North Dakota's oil production dropped 2 percent from May to June as low oil prices continued to take their toll. And there's no quick turnaround on the horizon.

North Dakota, the nation's second-largest oil producing state, pumped out 1.03 million barrels in June, down from 1.05 million the month before, according to state data released Friday. Daily production in North Dakota hit its lowest point in 26 months, and is well off the all-time high of 1.23 million barrels a day in December 2014.

West Texas Intermediate Crude, the benchmark U.S. oil price, closed at $44.49 a barrel Friday, a three-week high. But that's below the $50 to $60 mark needed to spark more activity on the Bakken range. And a rally earlier this year — which saw WTI rise from a decade low of around $35 to over $50 in June — fizzled.
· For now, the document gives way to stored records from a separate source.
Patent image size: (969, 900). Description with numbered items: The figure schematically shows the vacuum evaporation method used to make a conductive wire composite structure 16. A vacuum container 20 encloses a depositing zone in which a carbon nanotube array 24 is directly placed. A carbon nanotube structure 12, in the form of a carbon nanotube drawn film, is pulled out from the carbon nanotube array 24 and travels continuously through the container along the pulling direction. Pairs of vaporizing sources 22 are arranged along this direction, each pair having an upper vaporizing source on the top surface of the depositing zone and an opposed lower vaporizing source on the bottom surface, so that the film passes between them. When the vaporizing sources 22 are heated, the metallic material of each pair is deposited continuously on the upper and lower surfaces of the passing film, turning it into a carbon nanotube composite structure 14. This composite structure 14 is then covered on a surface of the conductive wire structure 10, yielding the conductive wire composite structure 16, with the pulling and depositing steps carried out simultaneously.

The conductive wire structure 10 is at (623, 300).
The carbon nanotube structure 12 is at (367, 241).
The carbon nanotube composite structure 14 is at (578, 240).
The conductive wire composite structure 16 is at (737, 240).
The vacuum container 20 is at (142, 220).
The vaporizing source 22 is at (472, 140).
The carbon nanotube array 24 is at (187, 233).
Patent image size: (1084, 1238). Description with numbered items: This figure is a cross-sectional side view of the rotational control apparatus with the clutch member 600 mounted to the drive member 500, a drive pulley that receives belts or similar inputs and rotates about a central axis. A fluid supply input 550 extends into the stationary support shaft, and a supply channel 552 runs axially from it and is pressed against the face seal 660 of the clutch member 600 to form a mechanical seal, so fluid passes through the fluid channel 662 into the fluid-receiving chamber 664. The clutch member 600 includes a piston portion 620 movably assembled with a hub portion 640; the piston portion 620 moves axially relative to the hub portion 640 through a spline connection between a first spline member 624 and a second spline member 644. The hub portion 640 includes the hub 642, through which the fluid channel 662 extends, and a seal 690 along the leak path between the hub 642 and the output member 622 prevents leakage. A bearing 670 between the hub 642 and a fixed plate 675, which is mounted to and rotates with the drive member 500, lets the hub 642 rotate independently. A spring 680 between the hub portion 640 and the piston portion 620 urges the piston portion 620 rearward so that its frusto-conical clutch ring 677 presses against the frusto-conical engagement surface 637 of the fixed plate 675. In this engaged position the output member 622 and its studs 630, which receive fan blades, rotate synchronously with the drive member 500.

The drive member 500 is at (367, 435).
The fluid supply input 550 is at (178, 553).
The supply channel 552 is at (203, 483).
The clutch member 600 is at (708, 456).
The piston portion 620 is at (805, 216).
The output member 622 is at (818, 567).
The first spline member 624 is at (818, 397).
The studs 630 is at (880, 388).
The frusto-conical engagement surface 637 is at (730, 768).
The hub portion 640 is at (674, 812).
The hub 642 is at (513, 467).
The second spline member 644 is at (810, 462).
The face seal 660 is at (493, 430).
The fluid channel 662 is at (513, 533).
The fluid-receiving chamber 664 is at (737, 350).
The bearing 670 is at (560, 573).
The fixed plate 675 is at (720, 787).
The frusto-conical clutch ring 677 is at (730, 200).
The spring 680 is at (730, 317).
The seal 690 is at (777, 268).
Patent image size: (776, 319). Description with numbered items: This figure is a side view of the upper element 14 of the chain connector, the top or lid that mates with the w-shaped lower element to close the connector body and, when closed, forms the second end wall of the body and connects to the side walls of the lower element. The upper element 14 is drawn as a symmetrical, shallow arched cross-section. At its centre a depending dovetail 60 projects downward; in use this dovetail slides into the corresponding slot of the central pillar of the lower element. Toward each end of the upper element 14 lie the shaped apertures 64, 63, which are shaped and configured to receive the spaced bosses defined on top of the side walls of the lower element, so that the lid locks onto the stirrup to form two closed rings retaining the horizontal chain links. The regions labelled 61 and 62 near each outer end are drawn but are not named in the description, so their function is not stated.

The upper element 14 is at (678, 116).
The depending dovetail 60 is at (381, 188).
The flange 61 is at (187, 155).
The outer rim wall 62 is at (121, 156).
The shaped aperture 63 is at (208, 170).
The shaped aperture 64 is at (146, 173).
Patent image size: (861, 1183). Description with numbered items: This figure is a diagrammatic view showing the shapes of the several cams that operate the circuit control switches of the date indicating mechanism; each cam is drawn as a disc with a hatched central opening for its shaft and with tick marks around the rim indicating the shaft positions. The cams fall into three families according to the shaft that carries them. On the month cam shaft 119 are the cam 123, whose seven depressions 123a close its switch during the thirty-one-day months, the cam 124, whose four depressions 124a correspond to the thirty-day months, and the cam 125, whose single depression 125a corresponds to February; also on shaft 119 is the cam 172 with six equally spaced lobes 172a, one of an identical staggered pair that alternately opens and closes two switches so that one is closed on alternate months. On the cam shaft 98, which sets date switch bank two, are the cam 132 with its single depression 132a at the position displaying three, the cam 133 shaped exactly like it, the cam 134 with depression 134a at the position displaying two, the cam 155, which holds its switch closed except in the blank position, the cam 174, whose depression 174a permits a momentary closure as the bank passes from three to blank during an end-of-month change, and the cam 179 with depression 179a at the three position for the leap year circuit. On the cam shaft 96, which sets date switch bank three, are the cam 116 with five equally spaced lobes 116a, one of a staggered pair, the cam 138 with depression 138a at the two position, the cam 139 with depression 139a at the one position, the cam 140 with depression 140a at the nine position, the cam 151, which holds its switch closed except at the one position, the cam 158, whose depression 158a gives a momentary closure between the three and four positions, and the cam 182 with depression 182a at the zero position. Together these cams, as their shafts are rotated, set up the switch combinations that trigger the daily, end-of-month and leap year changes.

The hydraulic fracturing process used to extract oil in North Dakota is more ­expensive than traditional oil drilling, making the state more vulnerable to lower oil prices.

The drill rig count in North Dakota stands at 34, up by three from July but well below the peak of 218 in May 2012. The overall U.S. rig count has risen for seven straight weeks, according to Baker Hughes, an oil field service company.

In North Dakota, permits for drill rigs have also increased sharply in the past two months, as operators begin to position themselves for higher oil prices in 2017, according to a monthly report by Lynn Helms, head of the state's Department of Mineral Resources.

Still, oil price weakness is expected to continue into at least the third quarter and perhaps into the second quarter of 2017, Helms wrote.

Essentially, there's no end in sight to the global glut of oil production.